From a vendor perspective, Zerto country manager of Australia and New Zealand (A/NZ) Matthew Kates outlined that in the past 12 months, business continuity conversations have changed — both from an awareness prospective as well as the way IT is delivered.
“It’s evolved very quickly over the past probably two to three years, but I think it’s hit the last 12 months or so and we’re seeing a lot of very public outages,” Kates observed. “There’s a government agency that’s now a Zerto customer because of a public outage recently.
“Organisations are struggling to evolve and IT used to be something that was like plumbing in the basement, now it serves core functions to the business and to customers.”
Channel Dynamics co-founder and director Moheb Moses said business continuity conversations now occur at a boardroom level whereas in the past, it was just larger organisations such as technology vendors that had such experience.
But as the market moves towards being delivered as-a-service, Moses said the solution provider now becomes the new vendor and is facilitating those conversations as a result.
“Because the products become less relevant and the customers are dealing more with the business partner, they now have to deal with IT and the board-level conversations,” he said.
From a partner perspective, former Winc A/NZ head of technology solutions Karl Sice - now with ASI Solutions - said challenges are associated with making the transition, with the market lacking leadership and looking to the channel for guidance.
“Today’s business conversations need none of the technology talk,” he said. “I think it’s one of the biggest challenges in the context of business continuity. People are probably used to other organisations being more credible to have that conversation at the levels we’re talking about.
“It feels unusual for us, who have been involved in somewhat operative conversations, to actually now go up a level into strategy conversations and still remain engaged and credible.”
For Gambotto, challenges not only lie for partners to deliver for customers, but also business continuity within their organisations as well.
“We’re talking about business continuity with our customers, what about our own business continuity and redundancy ability to be able to achieve what we need to deliver for our clients with our staff,” he said.
“That’s a challenge in itself. It’s complicated. So you need more skillsets within the team.”
Artis Group managing director Chris Greatrex, said in a smaller market such as Australia — with so many vendors trying to compete — it has become a “big burden” on partners to educate the market around business continuity.
“We have to deal with the clients and the noise,” he said. “So, we spend three quarters of the time educating them and only a quarter doing the deal and deploying it. In a market like Australia, so much time is taken up with education because of all that noise.”

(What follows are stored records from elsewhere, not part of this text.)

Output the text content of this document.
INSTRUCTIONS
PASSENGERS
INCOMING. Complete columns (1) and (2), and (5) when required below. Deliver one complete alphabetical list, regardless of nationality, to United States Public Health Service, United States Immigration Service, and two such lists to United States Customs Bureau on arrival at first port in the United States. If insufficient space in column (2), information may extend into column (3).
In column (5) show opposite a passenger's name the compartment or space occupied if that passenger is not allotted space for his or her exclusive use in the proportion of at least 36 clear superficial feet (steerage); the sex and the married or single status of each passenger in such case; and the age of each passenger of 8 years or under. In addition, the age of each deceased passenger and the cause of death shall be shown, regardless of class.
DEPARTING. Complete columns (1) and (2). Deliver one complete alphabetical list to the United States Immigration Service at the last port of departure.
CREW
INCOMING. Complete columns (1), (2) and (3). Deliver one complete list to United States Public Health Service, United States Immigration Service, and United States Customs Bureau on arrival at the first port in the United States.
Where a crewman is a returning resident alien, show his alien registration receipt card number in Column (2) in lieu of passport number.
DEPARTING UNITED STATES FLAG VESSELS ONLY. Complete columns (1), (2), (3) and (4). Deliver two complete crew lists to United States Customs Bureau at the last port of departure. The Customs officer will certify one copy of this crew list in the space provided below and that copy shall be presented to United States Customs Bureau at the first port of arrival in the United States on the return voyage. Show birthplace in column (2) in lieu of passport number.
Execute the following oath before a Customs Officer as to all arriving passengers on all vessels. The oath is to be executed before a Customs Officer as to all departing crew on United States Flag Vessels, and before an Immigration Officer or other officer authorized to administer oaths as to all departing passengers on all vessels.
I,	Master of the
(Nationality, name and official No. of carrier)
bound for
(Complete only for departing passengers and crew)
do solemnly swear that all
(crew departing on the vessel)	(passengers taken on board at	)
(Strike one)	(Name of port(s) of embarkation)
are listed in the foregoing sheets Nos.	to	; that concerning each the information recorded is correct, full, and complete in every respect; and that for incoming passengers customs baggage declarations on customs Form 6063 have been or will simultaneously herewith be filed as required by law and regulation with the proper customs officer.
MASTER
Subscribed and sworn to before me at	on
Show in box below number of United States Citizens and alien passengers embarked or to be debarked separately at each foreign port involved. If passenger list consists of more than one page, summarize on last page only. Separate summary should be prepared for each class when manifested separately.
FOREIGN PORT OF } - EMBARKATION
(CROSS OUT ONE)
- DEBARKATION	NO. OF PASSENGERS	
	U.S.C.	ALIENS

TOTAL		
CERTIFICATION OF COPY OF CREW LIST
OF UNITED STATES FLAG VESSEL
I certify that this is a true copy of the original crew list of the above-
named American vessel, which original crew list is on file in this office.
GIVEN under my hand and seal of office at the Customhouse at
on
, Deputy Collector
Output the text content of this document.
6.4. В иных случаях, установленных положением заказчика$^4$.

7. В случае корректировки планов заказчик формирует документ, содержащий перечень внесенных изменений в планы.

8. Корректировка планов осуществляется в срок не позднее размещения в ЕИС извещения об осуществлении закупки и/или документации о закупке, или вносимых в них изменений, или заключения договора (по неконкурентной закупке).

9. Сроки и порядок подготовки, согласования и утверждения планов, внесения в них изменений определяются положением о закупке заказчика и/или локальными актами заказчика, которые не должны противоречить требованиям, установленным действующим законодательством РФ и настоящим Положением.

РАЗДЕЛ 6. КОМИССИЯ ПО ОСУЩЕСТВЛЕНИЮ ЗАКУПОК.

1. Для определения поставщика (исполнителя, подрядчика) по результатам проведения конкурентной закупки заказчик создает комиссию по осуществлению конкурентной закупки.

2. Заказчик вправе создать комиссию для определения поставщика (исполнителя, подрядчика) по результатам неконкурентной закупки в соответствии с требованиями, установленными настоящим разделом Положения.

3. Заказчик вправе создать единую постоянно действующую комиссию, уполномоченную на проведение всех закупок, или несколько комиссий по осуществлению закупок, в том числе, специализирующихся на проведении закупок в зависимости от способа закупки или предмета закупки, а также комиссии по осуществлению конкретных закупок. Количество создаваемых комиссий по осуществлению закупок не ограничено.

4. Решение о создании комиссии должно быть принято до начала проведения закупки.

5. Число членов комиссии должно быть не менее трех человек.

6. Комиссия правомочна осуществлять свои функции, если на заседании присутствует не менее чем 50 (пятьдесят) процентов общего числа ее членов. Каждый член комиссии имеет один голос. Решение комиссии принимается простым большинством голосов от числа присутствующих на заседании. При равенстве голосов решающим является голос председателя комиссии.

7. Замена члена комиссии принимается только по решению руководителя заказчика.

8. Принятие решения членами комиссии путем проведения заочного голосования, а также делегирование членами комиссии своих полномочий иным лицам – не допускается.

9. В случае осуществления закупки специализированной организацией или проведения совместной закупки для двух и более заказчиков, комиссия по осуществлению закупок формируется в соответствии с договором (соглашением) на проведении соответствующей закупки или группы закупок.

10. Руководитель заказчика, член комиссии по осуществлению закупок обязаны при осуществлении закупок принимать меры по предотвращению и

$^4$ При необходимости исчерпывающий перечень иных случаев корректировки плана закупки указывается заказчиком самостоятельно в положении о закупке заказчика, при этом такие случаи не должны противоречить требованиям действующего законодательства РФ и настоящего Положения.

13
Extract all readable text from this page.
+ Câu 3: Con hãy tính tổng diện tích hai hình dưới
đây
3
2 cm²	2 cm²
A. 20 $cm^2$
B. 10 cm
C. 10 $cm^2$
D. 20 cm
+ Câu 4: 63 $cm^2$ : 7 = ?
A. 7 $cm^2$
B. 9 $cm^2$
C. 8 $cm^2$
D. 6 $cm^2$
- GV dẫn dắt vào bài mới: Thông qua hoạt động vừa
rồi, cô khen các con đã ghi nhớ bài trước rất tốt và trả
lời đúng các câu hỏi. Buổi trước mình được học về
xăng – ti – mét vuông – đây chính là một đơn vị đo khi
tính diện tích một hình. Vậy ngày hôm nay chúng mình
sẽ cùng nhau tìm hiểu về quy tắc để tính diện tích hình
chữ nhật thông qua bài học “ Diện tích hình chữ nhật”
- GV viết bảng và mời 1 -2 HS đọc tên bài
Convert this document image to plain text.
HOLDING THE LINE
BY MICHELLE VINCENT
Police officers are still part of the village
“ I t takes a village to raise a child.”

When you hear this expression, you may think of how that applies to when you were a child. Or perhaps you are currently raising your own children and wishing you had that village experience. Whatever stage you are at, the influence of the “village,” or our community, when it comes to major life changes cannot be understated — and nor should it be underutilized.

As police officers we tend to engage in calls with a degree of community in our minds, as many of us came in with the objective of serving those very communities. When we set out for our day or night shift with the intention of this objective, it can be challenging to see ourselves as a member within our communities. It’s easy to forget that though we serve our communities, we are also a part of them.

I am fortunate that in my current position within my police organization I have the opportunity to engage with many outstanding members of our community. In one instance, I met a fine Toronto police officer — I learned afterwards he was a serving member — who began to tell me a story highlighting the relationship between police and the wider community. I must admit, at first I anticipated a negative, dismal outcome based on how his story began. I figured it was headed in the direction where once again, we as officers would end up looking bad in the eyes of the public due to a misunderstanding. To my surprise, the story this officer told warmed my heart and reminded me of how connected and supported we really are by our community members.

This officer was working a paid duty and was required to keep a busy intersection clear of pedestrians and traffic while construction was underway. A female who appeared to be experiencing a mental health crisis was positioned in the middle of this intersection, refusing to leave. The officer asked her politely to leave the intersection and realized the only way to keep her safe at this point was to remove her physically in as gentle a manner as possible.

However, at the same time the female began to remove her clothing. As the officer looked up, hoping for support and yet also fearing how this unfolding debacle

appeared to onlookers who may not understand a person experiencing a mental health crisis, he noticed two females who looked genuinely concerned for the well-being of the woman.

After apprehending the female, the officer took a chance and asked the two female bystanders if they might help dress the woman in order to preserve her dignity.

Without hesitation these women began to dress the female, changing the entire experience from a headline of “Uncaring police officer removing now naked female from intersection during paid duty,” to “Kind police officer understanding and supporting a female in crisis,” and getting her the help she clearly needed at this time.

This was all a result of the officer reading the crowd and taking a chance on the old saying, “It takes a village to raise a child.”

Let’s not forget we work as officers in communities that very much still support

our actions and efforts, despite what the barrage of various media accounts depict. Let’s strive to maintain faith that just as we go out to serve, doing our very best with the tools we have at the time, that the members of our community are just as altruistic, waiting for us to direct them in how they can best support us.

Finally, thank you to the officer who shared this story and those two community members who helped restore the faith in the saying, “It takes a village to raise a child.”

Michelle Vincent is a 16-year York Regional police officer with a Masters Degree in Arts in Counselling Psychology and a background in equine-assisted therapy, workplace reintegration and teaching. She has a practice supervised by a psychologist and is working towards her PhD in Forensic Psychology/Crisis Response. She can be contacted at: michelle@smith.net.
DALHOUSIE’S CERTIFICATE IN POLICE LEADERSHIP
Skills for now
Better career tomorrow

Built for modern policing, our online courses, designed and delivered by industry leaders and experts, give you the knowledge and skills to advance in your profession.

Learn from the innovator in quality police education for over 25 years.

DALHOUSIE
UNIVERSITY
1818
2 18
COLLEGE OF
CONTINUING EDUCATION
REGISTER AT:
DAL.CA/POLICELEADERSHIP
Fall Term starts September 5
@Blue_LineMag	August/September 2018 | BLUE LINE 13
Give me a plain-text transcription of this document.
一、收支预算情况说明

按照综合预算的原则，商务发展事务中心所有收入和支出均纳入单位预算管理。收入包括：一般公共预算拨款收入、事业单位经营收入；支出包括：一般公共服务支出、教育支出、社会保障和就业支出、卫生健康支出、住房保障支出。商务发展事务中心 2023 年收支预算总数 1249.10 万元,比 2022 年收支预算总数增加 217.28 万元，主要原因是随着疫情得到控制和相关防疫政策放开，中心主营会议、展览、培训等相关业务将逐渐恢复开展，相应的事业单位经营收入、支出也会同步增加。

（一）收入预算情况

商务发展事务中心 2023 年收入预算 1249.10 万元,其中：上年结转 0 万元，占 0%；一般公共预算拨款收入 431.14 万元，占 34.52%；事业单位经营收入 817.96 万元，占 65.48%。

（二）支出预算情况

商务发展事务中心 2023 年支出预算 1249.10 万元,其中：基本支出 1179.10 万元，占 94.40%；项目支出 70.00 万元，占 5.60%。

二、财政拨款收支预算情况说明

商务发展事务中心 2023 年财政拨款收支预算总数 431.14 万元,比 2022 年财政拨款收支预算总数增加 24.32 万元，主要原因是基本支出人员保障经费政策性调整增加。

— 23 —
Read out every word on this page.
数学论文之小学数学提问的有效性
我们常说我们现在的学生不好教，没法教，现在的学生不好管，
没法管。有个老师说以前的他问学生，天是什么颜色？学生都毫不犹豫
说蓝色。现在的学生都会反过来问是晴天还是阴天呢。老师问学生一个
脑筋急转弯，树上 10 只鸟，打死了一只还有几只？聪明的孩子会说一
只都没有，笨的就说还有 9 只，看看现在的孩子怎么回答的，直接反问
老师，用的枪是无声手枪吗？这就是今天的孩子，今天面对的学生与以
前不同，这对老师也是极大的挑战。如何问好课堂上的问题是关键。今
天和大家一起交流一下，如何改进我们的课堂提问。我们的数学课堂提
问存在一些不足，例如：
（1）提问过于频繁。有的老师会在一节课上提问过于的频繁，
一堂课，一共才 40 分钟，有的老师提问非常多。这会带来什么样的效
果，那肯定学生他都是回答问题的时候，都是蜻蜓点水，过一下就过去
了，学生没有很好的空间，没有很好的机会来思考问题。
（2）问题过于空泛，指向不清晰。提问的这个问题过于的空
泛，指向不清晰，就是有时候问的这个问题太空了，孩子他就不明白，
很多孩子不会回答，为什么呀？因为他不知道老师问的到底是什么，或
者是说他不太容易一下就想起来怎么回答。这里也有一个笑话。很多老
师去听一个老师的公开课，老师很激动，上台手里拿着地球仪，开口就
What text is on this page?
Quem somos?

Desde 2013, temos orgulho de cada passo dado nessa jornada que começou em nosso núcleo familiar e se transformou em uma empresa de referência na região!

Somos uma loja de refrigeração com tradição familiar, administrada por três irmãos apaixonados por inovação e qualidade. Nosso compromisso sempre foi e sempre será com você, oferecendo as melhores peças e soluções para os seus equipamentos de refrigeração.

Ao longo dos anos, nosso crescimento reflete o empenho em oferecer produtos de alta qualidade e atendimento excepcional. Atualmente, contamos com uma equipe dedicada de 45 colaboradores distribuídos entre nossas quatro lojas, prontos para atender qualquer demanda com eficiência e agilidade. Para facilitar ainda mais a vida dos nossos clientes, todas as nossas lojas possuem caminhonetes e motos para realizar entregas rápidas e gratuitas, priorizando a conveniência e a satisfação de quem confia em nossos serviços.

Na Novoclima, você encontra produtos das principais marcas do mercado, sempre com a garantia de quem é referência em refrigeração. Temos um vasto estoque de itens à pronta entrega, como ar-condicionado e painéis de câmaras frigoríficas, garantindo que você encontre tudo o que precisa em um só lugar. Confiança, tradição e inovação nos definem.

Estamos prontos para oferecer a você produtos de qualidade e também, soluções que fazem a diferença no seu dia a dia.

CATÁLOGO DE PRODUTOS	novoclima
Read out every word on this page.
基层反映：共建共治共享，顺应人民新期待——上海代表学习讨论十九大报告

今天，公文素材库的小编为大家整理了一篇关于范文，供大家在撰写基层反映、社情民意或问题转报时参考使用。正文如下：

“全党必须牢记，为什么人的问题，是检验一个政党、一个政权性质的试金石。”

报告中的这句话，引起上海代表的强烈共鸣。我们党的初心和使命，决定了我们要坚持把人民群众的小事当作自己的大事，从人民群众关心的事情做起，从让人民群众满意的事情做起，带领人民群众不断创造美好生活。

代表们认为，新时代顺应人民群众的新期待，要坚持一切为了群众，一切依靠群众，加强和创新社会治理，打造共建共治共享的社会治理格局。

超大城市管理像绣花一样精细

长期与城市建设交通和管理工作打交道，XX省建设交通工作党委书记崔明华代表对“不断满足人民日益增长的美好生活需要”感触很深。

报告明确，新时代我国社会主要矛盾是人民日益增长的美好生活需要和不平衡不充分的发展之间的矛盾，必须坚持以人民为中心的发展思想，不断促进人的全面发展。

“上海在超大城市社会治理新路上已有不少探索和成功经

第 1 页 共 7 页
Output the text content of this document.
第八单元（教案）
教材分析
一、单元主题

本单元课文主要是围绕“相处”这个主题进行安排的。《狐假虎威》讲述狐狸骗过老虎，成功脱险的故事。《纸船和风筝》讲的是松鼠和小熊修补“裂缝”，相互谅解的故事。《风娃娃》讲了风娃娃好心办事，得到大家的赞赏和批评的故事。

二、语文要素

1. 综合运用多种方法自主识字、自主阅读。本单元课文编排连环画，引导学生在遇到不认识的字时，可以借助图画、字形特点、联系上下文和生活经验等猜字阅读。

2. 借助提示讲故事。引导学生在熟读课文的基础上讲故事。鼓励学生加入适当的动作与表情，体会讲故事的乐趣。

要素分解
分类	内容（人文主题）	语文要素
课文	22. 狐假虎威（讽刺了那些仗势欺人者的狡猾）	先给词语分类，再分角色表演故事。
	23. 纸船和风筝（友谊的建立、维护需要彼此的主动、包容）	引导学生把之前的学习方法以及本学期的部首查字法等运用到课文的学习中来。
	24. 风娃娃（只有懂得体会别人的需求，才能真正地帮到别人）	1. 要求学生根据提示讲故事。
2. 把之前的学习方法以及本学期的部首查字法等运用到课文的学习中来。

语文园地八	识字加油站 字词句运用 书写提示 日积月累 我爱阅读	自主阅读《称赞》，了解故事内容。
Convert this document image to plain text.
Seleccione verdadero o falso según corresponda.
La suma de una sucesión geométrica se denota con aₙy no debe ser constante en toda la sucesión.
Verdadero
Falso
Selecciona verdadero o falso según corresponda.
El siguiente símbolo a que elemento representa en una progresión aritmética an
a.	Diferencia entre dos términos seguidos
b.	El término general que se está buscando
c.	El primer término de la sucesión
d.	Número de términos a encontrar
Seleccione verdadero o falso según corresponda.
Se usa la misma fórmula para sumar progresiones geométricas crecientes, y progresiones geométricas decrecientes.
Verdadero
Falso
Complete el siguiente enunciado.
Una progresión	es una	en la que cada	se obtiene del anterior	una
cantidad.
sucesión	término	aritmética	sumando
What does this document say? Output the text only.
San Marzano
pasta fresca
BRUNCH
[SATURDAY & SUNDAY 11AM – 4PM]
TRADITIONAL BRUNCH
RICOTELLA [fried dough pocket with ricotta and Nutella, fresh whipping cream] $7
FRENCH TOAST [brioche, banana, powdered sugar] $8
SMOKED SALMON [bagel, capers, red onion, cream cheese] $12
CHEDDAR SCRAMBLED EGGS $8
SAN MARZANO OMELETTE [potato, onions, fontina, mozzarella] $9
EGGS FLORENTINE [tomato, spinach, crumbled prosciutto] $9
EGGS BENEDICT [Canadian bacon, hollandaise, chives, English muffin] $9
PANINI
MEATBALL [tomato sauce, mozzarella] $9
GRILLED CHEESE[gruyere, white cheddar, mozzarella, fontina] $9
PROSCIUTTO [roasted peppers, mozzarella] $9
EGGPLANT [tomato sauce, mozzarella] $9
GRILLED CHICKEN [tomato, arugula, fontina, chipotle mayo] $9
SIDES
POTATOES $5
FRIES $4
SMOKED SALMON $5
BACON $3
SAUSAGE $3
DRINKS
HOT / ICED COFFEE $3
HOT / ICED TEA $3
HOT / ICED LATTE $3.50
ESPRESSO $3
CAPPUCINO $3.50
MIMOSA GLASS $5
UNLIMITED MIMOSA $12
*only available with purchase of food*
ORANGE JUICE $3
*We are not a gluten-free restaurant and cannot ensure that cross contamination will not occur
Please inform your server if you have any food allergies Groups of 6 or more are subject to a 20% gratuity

Today, vendors are now relying heavily on partners to help with constructing an outcome from multiple different layers of products and services.
“I think vendors are in real trouble,” Kates acknowledged. “How do we weave an IT strategy across on-premise, cloud-based applications, SaaS-based applications and protect all that information and keep it available? It’s very challenging.
“We want to be as important as possible, but we’re still part of an overall outcome that we need our partners to deliver.”